An unidentified science explorer returns from a trans-dimensional gateway bringing along some infected spoor, which triggers a zombie plague. Mankind could not fight them off alone, and warrior robots were created to help them in battle.
“Kampf” with incredible illustrations by Menton Matthews III, details the beginning war preparations as Sergeant Davis Wade leaves home to meet his team of robots. It’s notable mostly for the departure scene between Wade and his unhappy wife, who lectures him on putting his country before his family in what looks to be a hopeless cause. The art looks like a combination of painting with oil colors and photo-realism and is worth a second look. It’s difficult to tell from this short nine-page intro whether it will be something I want to follow, but the artwork may bring me back to “Kampf”.
“Masques”, with art by Paul McCaffrey occurs before the war at an underground munitions storage complex in New Mexico. A janitor discovers the alleged suicidal remains of a scientist and a vast array of servile robots that all resemble C3PO and pledge allegiance to him. He also deduces that some “other” killer robots are on the loose and discovers some schematics that look uncannily like Tony Stark’s plans for the first, cumbersome gray Iron Man suit. I like the art far more than the story here, but I don’t like it all that much.

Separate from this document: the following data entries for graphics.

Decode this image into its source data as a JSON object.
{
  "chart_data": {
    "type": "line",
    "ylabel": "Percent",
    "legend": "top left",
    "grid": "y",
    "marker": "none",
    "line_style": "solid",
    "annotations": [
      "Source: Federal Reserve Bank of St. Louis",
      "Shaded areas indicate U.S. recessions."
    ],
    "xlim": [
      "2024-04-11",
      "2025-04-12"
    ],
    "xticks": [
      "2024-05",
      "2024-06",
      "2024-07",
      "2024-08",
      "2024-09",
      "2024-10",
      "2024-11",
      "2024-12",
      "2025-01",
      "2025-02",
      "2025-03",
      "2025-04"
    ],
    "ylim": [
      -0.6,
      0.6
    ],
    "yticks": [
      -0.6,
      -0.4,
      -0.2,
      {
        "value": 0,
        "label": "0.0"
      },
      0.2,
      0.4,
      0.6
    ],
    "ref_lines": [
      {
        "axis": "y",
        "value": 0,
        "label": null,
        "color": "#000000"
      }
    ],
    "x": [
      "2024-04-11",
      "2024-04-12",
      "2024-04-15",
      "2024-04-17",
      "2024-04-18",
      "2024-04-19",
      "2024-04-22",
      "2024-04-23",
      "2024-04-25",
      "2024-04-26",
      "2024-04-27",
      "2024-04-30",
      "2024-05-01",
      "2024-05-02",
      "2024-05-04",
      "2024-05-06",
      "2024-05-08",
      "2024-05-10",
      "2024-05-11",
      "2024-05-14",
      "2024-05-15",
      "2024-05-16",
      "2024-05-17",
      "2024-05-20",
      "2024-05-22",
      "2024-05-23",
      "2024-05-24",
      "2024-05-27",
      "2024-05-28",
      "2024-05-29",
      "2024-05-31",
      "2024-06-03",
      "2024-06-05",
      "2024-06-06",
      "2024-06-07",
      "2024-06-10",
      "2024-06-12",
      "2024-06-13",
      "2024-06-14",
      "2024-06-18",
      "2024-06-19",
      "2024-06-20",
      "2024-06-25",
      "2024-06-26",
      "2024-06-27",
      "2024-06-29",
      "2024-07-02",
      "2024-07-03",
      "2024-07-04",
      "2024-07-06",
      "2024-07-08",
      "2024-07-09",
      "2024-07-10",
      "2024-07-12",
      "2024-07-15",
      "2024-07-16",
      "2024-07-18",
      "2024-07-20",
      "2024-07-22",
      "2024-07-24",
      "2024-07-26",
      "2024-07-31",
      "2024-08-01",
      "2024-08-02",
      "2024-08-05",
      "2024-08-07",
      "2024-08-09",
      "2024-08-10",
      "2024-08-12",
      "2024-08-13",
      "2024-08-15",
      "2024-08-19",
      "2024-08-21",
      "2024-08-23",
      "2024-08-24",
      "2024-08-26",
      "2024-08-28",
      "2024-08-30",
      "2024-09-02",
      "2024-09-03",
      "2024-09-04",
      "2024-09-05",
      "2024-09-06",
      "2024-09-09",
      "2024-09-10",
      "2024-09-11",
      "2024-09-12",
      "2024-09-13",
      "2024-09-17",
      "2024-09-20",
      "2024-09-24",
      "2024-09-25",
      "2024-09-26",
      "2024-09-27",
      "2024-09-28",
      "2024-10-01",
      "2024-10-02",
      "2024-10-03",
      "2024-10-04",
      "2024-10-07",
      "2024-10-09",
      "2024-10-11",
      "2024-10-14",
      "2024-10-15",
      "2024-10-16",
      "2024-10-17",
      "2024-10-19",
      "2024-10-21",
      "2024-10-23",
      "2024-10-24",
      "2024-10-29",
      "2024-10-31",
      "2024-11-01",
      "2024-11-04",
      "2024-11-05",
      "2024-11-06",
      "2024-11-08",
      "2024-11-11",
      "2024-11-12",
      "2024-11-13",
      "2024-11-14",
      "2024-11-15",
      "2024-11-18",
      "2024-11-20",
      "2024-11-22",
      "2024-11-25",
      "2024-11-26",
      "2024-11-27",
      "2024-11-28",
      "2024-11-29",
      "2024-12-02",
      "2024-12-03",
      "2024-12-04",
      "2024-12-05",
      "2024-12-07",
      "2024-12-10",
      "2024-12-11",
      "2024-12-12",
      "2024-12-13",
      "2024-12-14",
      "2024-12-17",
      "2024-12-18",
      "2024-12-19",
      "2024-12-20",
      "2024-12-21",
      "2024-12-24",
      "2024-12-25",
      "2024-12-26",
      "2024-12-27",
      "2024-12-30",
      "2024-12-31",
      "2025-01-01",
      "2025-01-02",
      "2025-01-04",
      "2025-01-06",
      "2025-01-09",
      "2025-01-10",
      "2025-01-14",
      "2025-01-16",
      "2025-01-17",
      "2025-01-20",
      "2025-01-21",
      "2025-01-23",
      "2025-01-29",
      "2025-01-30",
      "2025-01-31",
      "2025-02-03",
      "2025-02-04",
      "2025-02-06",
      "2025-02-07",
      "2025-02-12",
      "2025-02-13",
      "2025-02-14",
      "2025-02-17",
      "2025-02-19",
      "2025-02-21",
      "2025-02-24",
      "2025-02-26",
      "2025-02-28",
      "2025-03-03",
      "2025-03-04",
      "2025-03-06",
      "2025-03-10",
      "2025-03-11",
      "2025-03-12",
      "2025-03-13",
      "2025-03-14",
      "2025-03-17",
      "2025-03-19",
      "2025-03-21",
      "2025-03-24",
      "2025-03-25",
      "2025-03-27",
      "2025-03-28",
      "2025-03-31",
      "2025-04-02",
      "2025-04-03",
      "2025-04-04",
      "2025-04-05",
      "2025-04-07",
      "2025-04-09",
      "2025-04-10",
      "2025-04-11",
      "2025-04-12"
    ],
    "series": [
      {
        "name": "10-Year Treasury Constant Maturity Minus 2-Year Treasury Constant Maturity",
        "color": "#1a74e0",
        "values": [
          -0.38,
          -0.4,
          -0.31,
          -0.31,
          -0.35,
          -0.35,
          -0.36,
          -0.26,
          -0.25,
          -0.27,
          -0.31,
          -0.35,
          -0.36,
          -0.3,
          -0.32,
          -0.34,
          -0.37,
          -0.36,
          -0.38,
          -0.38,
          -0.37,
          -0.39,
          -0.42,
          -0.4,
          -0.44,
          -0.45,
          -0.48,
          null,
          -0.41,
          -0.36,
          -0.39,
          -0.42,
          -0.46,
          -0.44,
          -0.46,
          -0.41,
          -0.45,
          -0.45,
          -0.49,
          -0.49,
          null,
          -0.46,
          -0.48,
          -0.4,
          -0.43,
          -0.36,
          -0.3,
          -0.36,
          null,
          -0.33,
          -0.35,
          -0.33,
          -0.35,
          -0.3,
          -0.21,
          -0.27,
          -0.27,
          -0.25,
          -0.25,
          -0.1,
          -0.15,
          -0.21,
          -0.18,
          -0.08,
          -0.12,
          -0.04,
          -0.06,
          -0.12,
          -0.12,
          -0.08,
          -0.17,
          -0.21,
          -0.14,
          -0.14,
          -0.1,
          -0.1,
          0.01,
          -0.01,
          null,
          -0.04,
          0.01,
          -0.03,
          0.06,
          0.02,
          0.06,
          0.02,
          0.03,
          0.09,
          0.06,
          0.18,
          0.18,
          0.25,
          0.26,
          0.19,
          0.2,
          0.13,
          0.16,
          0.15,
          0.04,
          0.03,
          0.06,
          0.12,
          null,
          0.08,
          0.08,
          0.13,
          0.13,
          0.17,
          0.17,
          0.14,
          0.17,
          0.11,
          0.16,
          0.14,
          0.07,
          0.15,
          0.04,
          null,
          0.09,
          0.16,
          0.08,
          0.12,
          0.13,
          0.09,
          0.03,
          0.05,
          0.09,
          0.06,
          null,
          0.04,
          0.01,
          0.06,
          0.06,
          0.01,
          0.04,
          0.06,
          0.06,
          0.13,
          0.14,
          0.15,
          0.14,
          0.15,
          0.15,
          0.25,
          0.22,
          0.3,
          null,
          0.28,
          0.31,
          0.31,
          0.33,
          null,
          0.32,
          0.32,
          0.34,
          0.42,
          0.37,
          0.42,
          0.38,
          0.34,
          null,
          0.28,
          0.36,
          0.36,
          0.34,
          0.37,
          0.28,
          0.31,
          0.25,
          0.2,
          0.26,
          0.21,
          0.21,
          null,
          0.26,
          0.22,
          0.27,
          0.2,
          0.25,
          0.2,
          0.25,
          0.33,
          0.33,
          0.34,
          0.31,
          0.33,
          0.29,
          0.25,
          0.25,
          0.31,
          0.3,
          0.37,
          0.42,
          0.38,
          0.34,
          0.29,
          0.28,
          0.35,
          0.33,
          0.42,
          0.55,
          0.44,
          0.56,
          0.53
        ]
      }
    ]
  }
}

“Zuvembies Vs Robots, Part 1” with art by Gabriel Hernandez takes place around a campfire in Haiti as the locals discuss the zombie plague that is spreading across the world. They conclude that no help is coming and a dark-arts-practicing member decides to use a little old-fashioned voodoo to resurrect their own zombie army to defend them.
They have trouble picking up a radio signal on their boom box, and a robot shows up to use his current to power-up the signal. That seems like an excuse to stay faithful to the title of this book and get a robot into the story somehow.
I’m not quite ready to dismiss the art on this story, since everything takes place at night and it’s very dark outside of the confines of the campfire. With that in mind, it becomes a very effective use of shading and various hues of brown to convey the image of darkness and fear.
ZOMBIES VS ROBOTS ADVENTURE #1 scores a 1.5 out of 3 rating with me. I don’t dislike it. I’m just not that inspired to seek out more. If I do return, it will be because of the art more than the story. To be fair, these three very short stories don’t have a lot of pages for proper development and may get better as we move along in issues to come. If you are a zombie fan, then you should check this out - - - as it may turn out to be an interesting spin on standard zombie fare.